Concédons, dans l’intérêt du bien-être social, que l’on ne saurait chasser des entreprises industrielles en leur imposant des niveaux de salaires minima en inadéquation avec les bénéfices qu’elles génèrent. Cependant, on reconnaît dans toutes les sociétés normales que le succès se partage.

En plus du secteur industriel, l’épineuse question de l’exploitation des employés est à soulever également au sein du système bancaire anthropophage qui contraint les caissiers à porter des vêtements que leurs modiques salaires ne puissent en payer.

 

Banque et salaire de misère

Des cadres tirés à quatre épingles pour se mettre sur leurs 31 alors qu’à la fin des 31 jours et nuits, à peine s’ils peuvent balancer les contraintes préliminaires. Des détenteurs de diplômes universitaires croupis à la base de la pyramide de Maslow. Les nobles incitations sont inversées. Il faut un autre paradigme !

Nous avons déjà vu et entendu des banques commerciales claironner des succès époustouflants même en période d’asphyxie économique. Interrogation : À qui profiterait le crime ? Pardon, le succès, s’il en était ? Comment expliquer une embellie du système bancaire quand on sait que de multiples entreprises ont fermé boutiques. Elles se déguerpissent pendant que parallèlement l’inflation érode le pouvoir d’achat du consommateur.

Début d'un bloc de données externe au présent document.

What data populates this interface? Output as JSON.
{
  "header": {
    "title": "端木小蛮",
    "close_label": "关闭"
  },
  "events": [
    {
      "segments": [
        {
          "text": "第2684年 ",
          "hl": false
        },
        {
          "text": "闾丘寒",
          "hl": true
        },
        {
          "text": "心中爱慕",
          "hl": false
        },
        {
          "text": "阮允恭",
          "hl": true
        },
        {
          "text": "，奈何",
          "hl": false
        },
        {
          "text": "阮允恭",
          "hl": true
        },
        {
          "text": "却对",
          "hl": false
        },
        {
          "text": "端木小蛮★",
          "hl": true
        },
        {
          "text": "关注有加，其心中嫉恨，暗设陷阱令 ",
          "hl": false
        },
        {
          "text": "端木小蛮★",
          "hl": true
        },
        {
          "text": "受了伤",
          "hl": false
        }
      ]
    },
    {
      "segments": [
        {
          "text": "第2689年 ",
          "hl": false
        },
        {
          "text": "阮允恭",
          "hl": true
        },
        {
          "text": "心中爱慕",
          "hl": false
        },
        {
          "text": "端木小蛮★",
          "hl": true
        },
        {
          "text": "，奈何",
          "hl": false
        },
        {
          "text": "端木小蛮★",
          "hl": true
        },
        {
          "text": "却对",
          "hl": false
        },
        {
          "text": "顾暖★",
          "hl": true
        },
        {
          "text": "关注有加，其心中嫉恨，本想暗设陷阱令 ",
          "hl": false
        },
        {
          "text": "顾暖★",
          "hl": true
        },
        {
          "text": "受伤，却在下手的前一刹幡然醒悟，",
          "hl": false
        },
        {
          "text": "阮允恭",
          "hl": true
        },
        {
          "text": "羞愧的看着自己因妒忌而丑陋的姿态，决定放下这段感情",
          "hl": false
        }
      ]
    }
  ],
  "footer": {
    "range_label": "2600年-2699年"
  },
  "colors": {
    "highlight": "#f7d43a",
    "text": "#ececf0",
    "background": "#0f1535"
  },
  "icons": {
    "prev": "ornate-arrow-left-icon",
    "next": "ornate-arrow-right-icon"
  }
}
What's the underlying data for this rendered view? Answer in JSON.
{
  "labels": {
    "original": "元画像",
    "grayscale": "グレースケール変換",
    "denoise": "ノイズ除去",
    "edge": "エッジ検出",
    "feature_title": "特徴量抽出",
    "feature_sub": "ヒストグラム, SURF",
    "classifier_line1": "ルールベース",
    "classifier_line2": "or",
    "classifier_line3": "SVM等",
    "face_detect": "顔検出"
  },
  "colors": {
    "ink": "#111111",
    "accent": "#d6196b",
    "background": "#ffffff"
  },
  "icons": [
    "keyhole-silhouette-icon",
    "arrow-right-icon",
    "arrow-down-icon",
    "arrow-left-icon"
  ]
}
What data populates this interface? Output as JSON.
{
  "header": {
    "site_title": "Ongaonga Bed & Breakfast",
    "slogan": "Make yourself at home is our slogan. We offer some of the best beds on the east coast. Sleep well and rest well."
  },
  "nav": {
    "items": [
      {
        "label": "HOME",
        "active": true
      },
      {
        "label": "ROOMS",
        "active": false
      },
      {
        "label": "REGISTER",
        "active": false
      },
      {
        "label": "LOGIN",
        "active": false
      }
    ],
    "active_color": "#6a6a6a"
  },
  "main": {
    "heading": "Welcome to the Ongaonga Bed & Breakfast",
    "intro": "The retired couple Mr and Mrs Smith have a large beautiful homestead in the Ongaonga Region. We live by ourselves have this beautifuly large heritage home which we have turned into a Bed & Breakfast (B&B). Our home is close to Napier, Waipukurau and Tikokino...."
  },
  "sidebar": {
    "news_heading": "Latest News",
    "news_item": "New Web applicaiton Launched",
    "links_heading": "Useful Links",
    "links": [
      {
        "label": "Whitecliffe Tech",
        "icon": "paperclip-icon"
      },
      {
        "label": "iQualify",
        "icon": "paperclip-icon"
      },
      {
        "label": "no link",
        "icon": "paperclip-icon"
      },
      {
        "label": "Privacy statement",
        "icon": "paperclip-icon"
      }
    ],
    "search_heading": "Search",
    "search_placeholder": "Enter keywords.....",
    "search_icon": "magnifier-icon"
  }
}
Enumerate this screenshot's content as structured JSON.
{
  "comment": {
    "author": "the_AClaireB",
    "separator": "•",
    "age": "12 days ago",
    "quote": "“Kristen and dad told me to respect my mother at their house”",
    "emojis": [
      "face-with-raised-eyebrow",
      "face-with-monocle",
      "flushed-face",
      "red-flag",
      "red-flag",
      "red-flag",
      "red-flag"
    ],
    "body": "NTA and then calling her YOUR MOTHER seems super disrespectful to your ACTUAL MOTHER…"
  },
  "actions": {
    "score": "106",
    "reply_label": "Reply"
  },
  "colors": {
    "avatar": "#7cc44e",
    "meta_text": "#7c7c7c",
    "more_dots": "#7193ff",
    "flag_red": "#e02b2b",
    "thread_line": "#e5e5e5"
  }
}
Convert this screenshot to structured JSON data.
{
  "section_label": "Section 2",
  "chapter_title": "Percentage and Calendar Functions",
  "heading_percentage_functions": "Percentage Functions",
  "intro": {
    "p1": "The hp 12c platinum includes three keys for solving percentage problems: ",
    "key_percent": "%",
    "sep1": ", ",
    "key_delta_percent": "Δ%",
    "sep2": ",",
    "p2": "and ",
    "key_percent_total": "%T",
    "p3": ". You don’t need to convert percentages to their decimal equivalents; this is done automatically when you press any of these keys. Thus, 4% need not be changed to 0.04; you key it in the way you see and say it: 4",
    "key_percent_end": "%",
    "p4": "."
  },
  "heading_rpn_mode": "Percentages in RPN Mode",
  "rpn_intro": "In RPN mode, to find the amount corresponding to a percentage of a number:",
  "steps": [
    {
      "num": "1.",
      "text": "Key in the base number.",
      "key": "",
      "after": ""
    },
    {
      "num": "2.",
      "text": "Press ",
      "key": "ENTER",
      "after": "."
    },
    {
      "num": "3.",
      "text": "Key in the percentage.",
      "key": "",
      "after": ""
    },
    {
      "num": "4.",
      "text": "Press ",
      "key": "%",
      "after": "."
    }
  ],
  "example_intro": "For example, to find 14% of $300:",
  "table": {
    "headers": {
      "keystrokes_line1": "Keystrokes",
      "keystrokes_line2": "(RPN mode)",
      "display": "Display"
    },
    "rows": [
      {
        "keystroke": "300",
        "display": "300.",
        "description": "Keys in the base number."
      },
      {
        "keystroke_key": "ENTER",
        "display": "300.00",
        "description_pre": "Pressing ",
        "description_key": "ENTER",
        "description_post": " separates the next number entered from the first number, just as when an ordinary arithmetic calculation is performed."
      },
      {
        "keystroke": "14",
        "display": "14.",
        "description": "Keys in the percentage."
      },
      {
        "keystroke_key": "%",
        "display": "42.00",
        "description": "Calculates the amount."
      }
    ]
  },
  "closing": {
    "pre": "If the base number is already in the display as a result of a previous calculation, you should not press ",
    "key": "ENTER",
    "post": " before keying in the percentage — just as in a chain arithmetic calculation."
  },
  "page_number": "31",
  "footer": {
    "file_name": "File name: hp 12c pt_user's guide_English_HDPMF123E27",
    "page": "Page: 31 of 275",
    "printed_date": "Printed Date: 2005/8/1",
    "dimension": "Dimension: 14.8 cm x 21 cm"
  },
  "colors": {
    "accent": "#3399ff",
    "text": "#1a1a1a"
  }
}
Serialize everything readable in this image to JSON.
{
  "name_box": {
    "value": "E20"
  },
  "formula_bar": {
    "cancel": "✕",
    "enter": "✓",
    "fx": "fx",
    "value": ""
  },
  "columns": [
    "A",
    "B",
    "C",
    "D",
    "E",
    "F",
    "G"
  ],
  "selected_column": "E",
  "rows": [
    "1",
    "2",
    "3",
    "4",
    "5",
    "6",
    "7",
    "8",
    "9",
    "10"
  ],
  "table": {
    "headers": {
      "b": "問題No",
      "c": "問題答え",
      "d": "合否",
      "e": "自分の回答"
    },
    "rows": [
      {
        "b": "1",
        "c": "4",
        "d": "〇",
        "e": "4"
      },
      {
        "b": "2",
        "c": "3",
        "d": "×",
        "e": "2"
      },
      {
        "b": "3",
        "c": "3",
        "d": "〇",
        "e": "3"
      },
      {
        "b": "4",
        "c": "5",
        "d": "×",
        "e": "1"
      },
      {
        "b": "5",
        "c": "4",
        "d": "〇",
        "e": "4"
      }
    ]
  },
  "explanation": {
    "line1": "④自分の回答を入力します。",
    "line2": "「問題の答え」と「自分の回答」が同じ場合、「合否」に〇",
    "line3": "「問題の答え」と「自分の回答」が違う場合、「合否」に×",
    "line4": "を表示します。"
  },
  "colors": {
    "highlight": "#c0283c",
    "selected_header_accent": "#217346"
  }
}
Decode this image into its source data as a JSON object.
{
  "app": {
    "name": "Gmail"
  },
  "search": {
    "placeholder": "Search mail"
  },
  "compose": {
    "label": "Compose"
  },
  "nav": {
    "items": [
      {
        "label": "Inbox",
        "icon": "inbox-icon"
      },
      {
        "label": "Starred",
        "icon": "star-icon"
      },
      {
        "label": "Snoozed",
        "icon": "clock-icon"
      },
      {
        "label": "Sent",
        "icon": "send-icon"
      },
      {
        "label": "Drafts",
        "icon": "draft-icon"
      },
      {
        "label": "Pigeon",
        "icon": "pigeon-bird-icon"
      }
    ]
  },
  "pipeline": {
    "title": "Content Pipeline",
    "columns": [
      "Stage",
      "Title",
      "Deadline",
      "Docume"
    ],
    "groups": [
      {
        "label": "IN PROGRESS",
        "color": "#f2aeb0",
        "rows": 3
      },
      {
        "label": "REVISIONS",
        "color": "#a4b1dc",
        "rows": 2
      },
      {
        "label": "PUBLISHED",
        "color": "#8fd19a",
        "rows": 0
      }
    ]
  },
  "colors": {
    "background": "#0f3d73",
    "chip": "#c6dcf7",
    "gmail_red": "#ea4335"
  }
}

Le béaba de l’économie serait alors violé dans un constat contre-intuitif qui vraisemblablement interpelle un autre courant de pensée. Informalité, trafic illicite, commerce illégal ? Y aurait-il un type de business auquel les banques commerciales prendraient part, mais non déclaré dans les lignes de la comptabilité nationale ? En tout cas, juste des questionnements inspirés des scandales épinglant des familles soi-disant pharaons et patrons aux grands noms de la Cité. Puisse la régulatrice dépravée de la Rue Pavée élucider ce point d’ombre. 

Parlant de bénéfices et de dividendes ; les principes du capitalisme veulent que la part du lion reviennent toujours aux actionnaires qui ont encouru le risque de l’investissement. C’est  de bonne guerre. Par contre, un minimum vivable doit être destiné à la poche de la main d’œuvre laborieuse de telle sorte qu’elle puisse se procurer le minimum vital : maison à louer, transport, service de santé, paiement scolaire, etc. Regrettable de percevoir au sein de tous les secteurs, particulièrement dans les banques haïtiennes, une forme d’esclavage moderne. Le jeu est vicié.

Il faudrait des politiques d’ajustement régulier pour cesser le creusement des inégalités béantes entre les salariés et les actionnaires des compagnies. Sinon, les frictions, crispations, tensions sociales et les crises politiques incessantes demeureront insolubles.